Massacre at Party in Mexico, 17 Dead
Last Updated 12:13 a.m. ET
Gunmen stormed a party in northern Mexico on Sunday and massacred 17 people, authorities said.
The assailants arrived at the gathering in the city of Torreon in several cars and opened fire without saying a word, the Coahuila state Attorney General's Office said in statement. At least 18 people were wounded.
Several of the victims were young and some were women, but their identities and ages had not yet been determined.
Television footage showed the patio of the house streaked with bloodstains and white plastic chairs overturned beneath a party tent decorated with pictures of snowmen. Police found more than 120 bullet casings at the scene, most of them from .223-caliber weapons.
Investigators had no suspects or information on a possible motive.
Coahuila is among several northern states that has seen a spike in drug-related violence that authorities attribute to a fight between the Gulf cartel and its former enforcers, known as the Zetas.
In May, gunmen killed eight people at a bar in Torreon. Later that month, a television station and the offices of a local newspaper came under fire. A pregnant woman was wounded in the attack on the offices of Noticias de El Sol de la Laguna.
Across northern Mexico, there have been increasing reports of mass shootings at parties, bars and rehab clinics.
In the worst such massacre this year, gunmen raided a drug-rehab center in the northern city of Chihuahua and killed 19 people last month. In January, gunmen barged into a private party in the border city of Ciudad Juarez and killed 15, many of them high school or university students. Relatives say the January attack was a case of mistaken identity, while state officials claim someone at the party was targeted, although they have not said who it was.
The killings in Torreon came three days after the first successful car bombing by drug cartels, an attack that introduced a new threat to Mexico's raging drug war.

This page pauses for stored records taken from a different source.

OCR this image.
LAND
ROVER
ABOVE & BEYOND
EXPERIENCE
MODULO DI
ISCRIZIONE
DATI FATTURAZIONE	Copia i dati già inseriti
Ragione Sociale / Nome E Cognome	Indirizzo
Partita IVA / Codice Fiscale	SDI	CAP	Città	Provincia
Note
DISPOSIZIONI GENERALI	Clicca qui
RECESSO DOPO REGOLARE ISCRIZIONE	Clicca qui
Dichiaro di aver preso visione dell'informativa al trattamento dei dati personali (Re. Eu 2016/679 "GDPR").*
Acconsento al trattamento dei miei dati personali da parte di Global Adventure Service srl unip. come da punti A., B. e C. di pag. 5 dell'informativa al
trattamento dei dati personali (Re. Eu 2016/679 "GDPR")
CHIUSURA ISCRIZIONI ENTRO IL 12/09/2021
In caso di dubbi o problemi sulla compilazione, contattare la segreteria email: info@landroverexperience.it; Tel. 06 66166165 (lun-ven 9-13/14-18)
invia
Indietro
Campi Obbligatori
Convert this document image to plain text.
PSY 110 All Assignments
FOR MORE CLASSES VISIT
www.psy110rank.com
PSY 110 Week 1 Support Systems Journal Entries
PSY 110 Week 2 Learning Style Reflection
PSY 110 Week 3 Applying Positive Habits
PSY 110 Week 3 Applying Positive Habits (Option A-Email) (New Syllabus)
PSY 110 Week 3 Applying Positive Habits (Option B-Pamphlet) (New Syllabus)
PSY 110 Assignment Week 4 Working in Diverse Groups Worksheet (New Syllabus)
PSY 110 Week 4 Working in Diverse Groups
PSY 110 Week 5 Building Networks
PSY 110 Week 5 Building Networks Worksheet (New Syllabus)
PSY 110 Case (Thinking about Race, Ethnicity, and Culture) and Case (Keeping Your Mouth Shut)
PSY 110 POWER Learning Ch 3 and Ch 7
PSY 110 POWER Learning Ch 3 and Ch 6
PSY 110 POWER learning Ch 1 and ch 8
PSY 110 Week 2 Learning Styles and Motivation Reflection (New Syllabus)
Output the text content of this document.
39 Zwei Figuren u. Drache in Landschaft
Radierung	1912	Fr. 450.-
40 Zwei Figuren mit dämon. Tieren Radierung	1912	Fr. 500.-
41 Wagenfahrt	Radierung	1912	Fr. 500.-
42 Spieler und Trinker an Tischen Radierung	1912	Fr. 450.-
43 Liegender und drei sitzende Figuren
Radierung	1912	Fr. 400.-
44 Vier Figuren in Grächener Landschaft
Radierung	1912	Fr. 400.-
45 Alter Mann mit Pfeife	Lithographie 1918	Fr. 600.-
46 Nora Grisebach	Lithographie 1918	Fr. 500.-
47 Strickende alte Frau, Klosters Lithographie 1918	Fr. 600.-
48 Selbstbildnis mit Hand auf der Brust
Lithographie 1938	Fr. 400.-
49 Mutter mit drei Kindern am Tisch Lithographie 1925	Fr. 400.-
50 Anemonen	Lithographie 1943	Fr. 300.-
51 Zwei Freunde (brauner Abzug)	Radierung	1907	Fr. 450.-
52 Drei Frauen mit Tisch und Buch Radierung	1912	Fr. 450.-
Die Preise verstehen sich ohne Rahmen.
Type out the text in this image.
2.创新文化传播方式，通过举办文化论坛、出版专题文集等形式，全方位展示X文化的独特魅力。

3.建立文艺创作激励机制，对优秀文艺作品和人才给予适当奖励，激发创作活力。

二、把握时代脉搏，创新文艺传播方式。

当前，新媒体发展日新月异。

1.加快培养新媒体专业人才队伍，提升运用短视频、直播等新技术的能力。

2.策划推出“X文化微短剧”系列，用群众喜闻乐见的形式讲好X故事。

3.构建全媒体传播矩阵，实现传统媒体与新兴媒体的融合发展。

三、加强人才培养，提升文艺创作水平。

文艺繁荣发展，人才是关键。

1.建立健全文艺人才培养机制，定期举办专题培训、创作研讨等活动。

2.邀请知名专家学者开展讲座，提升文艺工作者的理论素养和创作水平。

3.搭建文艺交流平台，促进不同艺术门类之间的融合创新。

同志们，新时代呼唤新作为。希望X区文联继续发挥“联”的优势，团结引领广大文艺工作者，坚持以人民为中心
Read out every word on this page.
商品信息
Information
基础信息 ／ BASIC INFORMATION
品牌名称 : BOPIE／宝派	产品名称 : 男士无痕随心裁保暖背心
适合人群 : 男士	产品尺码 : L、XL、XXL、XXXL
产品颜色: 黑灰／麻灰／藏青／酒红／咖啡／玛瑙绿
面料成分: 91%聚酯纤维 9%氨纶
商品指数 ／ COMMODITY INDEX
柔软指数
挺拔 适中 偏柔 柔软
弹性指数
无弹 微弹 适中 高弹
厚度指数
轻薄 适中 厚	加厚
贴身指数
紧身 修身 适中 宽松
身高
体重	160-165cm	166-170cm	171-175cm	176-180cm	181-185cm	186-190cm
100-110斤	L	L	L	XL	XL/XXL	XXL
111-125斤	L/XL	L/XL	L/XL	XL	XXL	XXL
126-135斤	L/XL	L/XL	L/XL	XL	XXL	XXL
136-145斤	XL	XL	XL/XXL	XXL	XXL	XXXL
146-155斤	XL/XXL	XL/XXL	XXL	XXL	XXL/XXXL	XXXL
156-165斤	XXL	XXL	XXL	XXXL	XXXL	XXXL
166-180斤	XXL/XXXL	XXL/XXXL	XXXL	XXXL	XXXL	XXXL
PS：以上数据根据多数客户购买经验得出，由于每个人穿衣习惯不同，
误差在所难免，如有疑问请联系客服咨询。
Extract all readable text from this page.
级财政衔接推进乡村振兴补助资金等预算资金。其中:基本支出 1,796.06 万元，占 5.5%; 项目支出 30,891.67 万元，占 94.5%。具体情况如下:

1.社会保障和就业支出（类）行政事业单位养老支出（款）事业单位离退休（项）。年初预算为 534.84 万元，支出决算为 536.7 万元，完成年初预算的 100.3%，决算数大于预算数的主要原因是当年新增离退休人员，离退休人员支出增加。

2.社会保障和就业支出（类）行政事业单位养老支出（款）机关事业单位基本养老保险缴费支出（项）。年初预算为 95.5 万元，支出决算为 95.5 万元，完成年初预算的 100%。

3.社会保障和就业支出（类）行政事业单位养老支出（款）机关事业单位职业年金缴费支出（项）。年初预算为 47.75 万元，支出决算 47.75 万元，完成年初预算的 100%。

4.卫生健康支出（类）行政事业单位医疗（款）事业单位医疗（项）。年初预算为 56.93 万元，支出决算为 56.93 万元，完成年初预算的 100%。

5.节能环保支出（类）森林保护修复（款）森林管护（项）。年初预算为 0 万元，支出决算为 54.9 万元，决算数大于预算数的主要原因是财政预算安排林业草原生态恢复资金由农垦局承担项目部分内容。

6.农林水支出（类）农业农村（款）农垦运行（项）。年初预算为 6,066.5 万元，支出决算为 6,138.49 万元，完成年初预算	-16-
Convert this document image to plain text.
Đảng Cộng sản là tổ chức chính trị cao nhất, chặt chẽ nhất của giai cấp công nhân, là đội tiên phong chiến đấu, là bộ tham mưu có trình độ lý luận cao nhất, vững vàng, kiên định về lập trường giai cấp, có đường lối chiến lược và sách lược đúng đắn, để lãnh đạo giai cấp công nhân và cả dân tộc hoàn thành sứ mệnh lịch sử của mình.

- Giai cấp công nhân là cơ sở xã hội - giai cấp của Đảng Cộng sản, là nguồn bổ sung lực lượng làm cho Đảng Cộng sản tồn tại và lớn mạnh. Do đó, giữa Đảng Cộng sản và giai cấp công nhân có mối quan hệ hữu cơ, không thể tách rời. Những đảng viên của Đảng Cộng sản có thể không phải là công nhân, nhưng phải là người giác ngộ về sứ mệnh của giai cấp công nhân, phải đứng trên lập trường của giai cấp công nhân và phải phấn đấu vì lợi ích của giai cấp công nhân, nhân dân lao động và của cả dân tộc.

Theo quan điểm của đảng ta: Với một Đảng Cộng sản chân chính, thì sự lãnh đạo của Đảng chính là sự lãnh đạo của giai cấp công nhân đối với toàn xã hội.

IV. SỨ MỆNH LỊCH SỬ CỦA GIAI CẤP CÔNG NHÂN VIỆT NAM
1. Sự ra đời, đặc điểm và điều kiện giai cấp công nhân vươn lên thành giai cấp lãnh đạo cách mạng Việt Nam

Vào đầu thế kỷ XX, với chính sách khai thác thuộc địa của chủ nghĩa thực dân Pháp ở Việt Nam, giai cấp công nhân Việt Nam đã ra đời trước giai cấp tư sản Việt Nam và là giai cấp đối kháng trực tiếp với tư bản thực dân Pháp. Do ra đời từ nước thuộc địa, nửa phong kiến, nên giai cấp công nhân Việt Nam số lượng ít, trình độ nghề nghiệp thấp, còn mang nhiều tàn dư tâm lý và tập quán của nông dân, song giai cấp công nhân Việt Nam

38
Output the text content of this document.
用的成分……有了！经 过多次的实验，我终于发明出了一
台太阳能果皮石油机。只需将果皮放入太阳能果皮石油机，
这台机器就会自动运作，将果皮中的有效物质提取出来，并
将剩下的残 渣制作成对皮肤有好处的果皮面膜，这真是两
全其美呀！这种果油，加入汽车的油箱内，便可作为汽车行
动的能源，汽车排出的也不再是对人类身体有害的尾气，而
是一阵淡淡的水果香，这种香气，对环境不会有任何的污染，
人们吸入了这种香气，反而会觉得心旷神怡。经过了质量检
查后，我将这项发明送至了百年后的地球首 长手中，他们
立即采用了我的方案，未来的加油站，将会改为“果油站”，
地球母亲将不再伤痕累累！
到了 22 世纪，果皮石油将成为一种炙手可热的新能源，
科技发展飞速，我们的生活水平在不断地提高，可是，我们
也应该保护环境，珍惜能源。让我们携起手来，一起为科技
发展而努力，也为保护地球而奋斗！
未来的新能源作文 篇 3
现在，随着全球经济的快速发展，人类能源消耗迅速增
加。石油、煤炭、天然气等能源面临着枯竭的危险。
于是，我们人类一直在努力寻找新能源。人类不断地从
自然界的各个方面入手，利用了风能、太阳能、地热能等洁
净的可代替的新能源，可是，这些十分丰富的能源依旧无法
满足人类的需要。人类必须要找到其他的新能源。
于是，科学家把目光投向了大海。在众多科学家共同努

The FBI has sent a small team to the crime scene to offer technical assistance to the Mexican investigators, FBI spokeswoman Andrea Simmons said. She did not immediately offer more details.
Mexican investigators have not said what type of explosive was used.
Drug-gang members detonated the bomb after luring federal police and paramedics to an intersection in Ciudad Juarez by shooting a bound man dressed in police uniform and calling in a false report of a wounded officer. Three people were killed, including a federal officer and a private doctor who had rushed to the scene to help.
Officials say 24,800 people have been killed in drug-gang violence since President Felipe Calderon declared war on the cartels in December 2006, deploying soldiers and federal police to fight traffickers in their strongholds.
On Saturday, four municipal police officers patrolling in a truck were ambushed and killed in the Pacific coast resort city of Acapulco, state police said. A threatening message was scrawled on the truck's windshield.
The government attributes much of the rise in violence to infighting among drug gangs, whose leadership has been splintered after the arrest of kingpins.
Federal police said in a statement Sunday that they have arrested 1,626 people suspected of belonging to the command structures of Mexico's drug gangs since Calderon launched his offensive. They said 622 of the detainees belong to the Gulf cartel and 304 to the Sinaloa cartel.
On Sunday, a judge formally charged an alleged leader of the Beltran Leyva cartel, Jose Gerardo Alvarez, with organized crime. Alvarez, who had a $2 million U.S. bounty on his head, was captured in April after soldiers battled his men in a wealthy neighborhood on the outskirts of Mexico City.
Three people were killed in the shootout.
The federal government has steadily wiped out the leadership of the once-powerful Beltran Leyva cartel. In December, cartel boss Arturo Beltran Leyva was killed in a gunbattle with marines in the central city of Cuernavaca. Two of his brothers are behind bars.
A fourth brother, Hector Beltran Leyva, remains at large and is believed to be battling for control of the cartel against Edgar Valdez Villareal, a U.S.-born suspect known as "La Barbie."
Mexican authorities say Alvarez partnered with Valdez in his quest for control of the gang.